#FedLLM-Bench: Benchmarking Federated Learning for Large Language Models.

Large language models (LLMs) have seen success in various domains, but training them centrally is costly due to data collection and annotation efforts. Federated learning (FL) offers a solution by enabling collaborative training on decentralized data while preserving privacy. However, the lack of realistic benchmarks remains a challenge in FedLLM. Existing frameworks and methods address data heterogeneity in FL, but artificial datasets fail to capture real-world data properties.

Researchers from Shanghai Jiao Tong University, Tsinghua University, and Shanghai AI Laboratory introduce FedLLM-Bench, the first realistic benchmark for FedLLM. It includes four datasets split by real-world user IDs, capturing properties like language diversity, data quality, and user preferences. The benchmark integrates eight baseline methods and six evaluation metrics to facilitate comparisons and explore new research directions.

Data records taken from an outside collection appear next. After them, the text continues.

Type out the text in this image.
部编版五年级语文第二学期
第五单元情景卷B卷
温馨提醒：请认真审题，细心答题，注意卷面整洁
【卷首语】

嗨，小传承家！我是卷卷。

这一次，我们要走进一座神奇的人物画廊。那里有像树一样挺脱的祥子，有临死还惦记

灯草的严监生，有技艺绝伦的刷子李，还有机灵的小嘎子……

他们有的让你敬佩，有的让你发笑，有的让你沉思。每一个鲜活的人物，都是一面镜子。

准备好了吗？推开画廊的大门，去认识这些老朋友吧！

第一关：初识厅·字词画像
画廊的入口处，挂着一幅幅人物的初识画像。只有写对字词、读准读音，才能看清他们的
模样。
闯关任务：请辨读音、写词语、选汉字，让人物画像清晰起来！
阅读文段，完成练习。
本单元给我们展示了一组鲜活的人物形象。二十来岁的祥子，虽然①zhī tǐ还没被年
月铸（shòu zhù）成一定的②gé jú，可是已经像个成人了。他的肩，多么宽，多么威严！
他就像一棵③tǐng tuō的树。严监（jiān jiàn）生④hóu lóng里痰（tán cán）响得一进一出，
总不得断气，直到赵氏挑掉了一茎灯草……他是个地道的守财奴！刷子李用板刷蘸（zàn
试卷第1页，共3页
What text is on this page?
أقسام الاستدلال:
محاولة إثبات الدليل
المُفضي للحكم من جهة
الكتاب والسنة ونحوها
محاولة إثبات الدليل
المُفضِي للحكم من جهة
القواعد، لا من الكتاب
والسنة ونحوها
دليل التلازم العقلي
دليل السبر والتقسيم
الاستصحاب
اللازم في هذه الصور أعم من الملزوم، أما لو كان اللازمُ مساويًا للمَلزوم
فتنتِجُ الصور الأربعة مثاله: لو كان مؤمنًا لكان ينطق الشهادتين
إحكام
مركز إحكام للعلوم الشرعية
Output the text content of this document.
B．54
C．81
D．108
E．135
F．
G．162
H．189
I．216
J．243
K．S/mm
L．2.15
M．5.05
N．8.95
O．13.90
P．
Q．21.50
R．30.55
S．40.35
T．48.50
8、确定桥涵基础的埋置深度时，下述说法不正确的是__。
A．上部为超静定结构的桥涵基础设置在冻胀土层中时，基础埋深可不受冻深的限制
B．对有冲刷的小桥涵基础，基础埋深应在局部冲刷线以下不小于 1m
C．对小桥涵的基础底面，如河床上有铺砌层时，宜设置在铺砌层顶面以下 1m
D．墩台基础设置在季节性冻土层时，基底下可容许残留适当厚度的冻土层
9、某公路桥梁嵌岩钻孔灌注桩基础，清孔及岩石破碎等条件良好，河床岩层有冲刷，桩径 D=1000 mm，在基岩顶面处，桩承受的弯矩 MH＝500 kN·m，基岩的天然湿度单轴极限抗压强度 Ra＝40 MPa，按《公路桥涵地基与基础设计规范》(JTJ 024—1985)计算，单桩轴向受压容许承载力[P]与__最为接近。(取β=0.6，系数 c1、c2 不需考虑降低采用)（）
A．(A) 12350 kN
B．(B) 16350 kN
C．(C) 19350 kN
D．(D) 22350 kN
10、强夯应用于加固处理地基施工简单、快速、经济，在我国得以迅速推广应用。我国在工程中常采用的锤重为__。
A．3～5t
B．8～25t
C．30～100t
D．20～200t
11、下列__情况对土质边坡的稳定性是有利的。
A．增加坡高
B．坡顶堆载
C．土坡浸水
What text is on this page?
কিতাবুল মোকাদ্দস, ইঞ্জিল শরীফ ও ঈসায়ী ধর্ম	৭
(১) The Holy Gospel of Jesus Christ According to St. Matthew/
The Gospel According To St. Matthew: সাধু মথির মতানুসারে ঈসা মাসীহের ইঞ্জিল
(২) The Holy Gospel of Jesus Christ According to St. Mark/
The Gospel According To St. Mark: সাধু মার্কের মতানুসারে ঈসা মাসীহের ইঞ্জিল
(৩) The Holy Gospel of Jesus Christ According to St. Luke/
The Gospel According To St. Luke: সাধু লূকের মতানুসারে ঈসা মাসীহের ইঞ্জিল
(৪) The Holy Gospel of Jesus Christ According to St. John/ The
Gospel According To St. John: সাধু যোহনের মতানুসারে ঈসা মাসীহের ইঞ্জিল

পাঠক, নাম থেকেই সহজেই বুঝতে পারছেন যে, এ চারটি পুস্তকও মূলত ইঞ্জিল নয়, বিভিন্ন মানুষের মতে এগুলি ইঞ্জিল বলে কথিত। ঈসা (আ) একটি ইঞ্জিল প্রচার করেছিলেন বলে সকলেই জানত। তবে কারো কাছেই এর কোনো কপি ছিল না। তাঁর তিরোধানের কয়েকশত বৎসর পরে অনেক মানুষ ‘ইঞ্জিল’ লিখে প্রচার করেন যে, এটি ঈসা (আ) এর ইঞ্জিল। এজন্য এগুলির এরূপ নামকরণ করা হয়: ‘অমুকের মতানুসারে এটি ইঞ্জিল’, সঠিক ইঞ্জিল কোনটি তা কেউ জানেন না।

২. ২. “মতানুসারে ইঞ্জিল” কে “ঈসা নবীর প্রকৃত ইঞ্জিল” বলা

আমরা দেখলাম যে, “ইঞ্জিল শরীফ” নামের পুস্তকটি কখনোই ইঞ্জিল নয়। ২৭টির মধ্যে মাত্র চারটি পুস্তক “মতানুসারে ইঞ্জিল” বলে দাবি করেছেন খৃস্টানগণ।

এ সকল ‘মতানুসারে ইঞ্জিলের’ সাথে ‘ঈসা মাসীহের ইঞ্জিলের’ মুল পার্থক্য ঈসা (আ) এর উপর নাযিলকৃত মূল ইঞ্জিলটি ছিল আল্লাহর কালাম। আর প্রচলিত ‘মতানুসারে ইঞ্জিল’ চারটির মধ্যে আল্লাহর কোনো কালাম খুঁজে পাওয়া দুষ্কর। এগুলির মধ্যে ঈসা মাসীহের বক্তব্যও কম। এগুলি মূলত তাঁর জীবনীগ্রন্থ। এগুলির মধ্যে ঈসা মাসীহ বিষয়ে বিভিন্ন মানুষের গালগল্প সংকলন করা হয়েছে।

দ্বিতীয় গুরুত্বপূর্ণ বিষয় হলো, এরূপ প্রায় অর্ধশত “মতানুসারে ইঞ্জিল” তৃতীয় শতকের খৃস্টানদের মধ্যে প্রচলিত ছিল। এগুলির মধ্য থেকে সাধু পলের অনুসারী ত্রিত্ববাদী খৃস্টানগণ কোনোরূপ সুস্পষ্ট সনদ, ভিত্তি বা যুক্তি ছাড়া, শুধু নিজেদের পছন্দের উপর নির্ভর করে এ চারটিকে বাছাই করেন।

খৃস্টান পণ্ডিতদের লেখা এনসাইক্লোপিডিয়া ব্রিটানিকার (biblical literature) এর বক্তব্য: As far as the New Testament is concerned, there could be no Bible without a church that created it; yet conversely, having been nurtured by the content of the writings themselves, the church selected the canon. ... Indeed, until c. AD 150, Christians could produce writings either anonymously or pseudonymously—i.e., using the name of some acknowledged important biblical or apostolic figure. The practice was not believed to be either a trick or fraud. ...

Extensive experiments on FedLLM-Bench show that federated methods outperform local training on average, highlighting opportunities for language personalization and instruction-following ability. Federated methods consistently surpass local training in single and multi-turn conversations, with clear benefits across datasets. The benchmark aims to reduce effort, enable fair comparisons, and drive progress in FedLLM research.

The study introduces a comprehensive testbed for collaborative, privacy-preserving training of large language models, providing a practical tool for the research community. The benchmark evaluates diverse datasets with various training methods and metrics, showcasing the advantages of federated learning in capturing real-world complexities and improving model performance.